Mereka tertawa bersama-sama. Mereka mempunyai seseorang ibu, tetapi pandai mengejekku yang tak mempunyai seorang ibu. Aku hanya bisa ikut tersenyum saat mereka mengejekku. Namun di balik senyumku, tersimpan air mata yang ku sembunyikan.
Menurut
mereka, dibalik senyumku tidak ada maksud yang tersimpan. Semudah itu mereka
mengejekku, tak pernah mereka sadari bahwa perkataan mereka mampu membuatku
menangis dan merasa tak berguna. Aku terus memberikan senyuman untuk
orang-orang yang mengejekku. Hatiku menangis dan sakit.
Suatu ketika
dikelas aku hanya terdiam dan meratapi kesedihan. Tetapi aku tak pernah
menduga, Adinda memberi tisu untuk menghapus air mata.
“Kenapa, Han, kok nangis ? pasti
kamu diejek lagi ya dengan mereka?” tanya Adinda.
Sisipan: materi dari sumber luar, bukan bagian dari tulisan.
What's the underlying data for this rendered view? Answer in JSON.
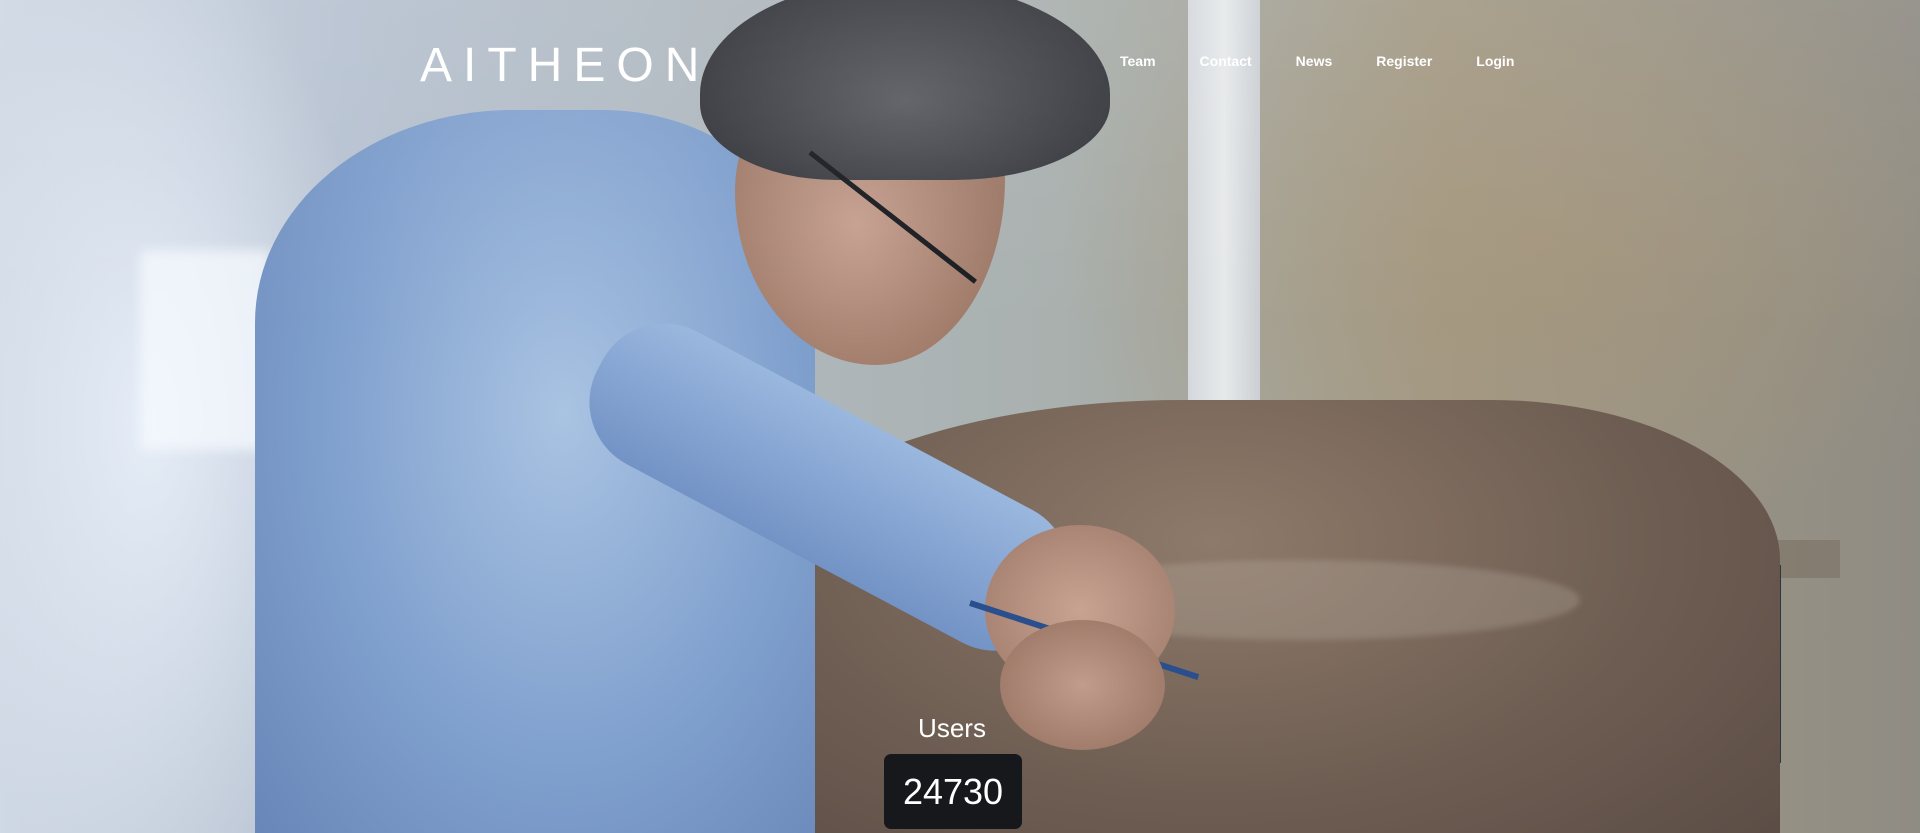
{
  "brand": {
    "logo_text": "AITHEON"
  },
  "nav": {
    "items": [
      {
        "label": "Team"
      },
      {
        "label": "Contact"
      },
      {
        "label": "News"
      },
      {
        "label": "Register"
      },
      {
        "label": "Login"
      }
    ]
  },
  "stats": {
    "label": "Users",
    "value": "24730"
  },
  "hero": {
    "image_description_icon": "hero-photo"
  },
  "colors": {
    "text": "#ffffff",
    "counter_bg": "#0f1218"
  }
}
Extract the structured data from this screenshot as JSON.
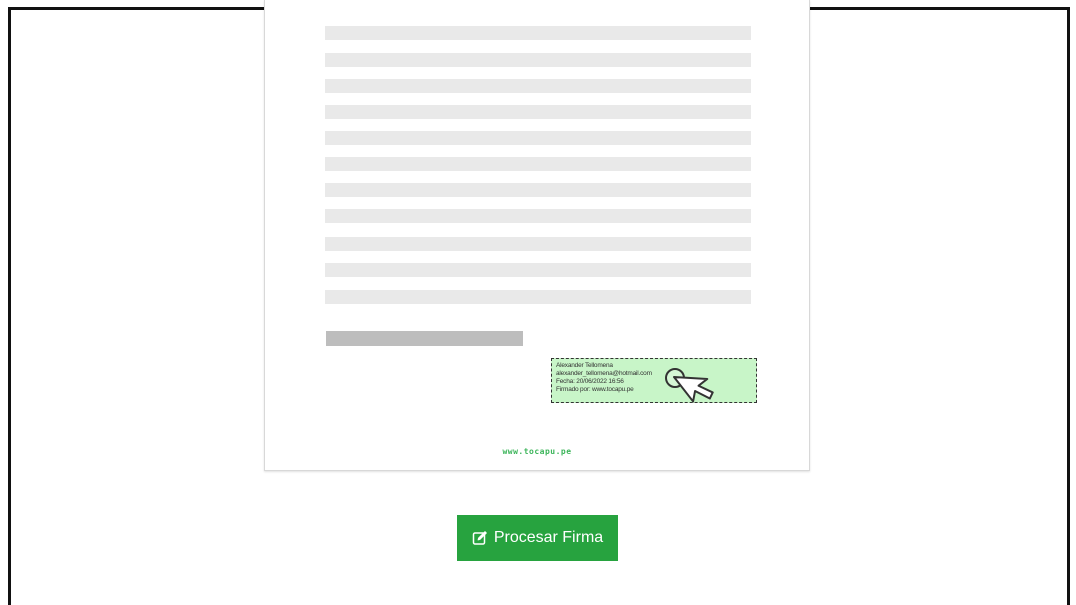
{
  "document": {
    "signature_block": {
      "lines": [
        "Alexander Tellomena",
        "alexander_tellomena@hotmail.com",
        "Fecha: 20/06/2022 16:56",
        "Firmado por: www.tocapu.pe"
      ]
    },
    "watermark": "www.tocapu.pe",
    "placeholder_line_count": 11
  },
  "actions": {
    "process_button_label": "Procesar Firma",
    "process_button_icon": "edit-icon"
  },
  "colors": {
    "signature_highlight": "#c8f5c8",
    "button_green": "#27a33f",
    "watermark_green": "#3cb55a",
    "placeholder_line": "#e9e9e9",
    "signature_line": "#bdbdbd"
  }
}
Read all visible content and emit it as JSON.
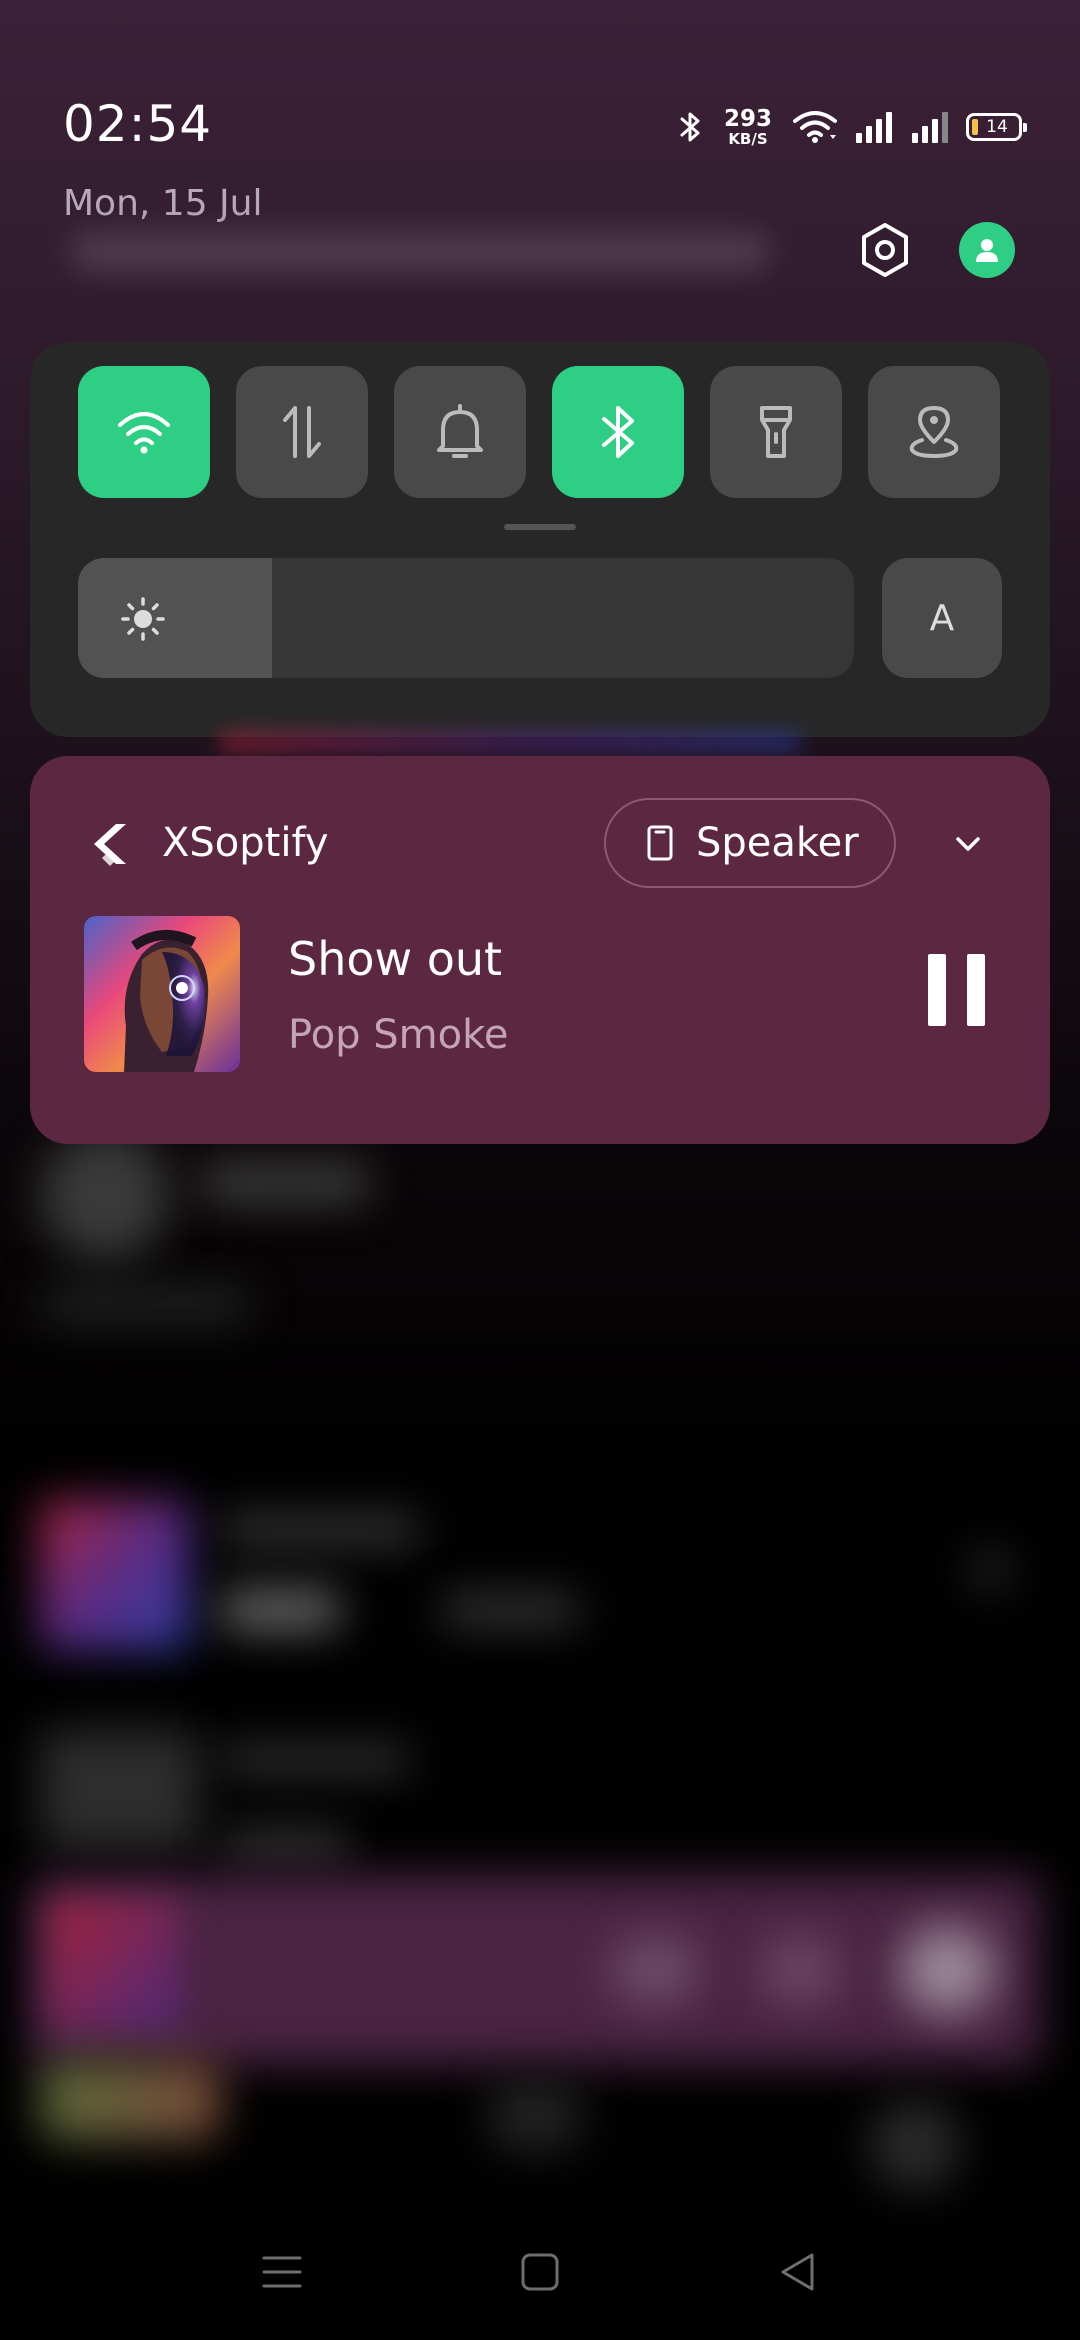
{
  "status_bar": {
    "time": "02:54",
    "net_speed_value": "293",
    "net_speed_unit": "KB/S",
    "battery_level": "14",
    "battery_fraction": 0.14
  },
  "header": {
    "date": "Mon, 15 Jul"
  },
  "quick_settings": {
    "tiles": [
      {
        "name": "wifi",
        "icon": "wifi-icon",
        "active": true
      },
      {
        "name": "mobile-data",
        "icon": "mobile-data-icon",
        "active": false
      },
      {
        "name": "sound",
        "icon": "bell-icon",
        "active": false
      },
      {
        "name": "bluetooth",
        "icon": "bluetooth-icon",
        "active": true
      },
      {
        "name": "flashlight",
        "icon": "flashlight-icon",
        "active": false
      },
      {
        "name": "location",
        "icon": "location-icon",
        "active": false
      }
    ],
    "brightness_level": 0.25,
    "auto_brightness_label": "A"
  },
  "media": {
    "app_name": "XSoptify",
    "output_label": "Speaker",
    "track_title": "Show out",
    "track_artist": "Pop Smoke"
  },
  "colors": {
    "accent_green": "#2ecf85",
    "media_card": "#5c2740",
    "panel": "#272727"
  }
}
“Aku tidak apa-apa, Din,” jawabku
sambil tersenyum.
“Kamu bohong ya? Aku tau kamu
diejek mereka,” kata Adinda.
Aku hanya
menggelengkan kepala dan tersenyum kepada mereka yang mengejekku. Aku berfikir,
dengan mereka mengejekku berarti mereka diam-diam memperdulikanku.
Kemudian
jam belajar dikelas sudah habis, aku bergegas pulang. Lagi-lagi merka
mengejekku, aku hanya menganggukan kepala dan kembali tersenyum.
Mereka terus
saja mengejekku, tak juga berhenti. Aku pulang dengan hati sedih, namun semua
itu ku tutupi dengan senyum ikhlas diwajahku.
Sesungguhnya
aku tak ingin terus seperti ini, aku tidak yakin aku akan selalu kuat mendengar
ocehan mereka tentang aku. Aku ingin
bahagia bersama seorang ibu dan keluarga yang utuh.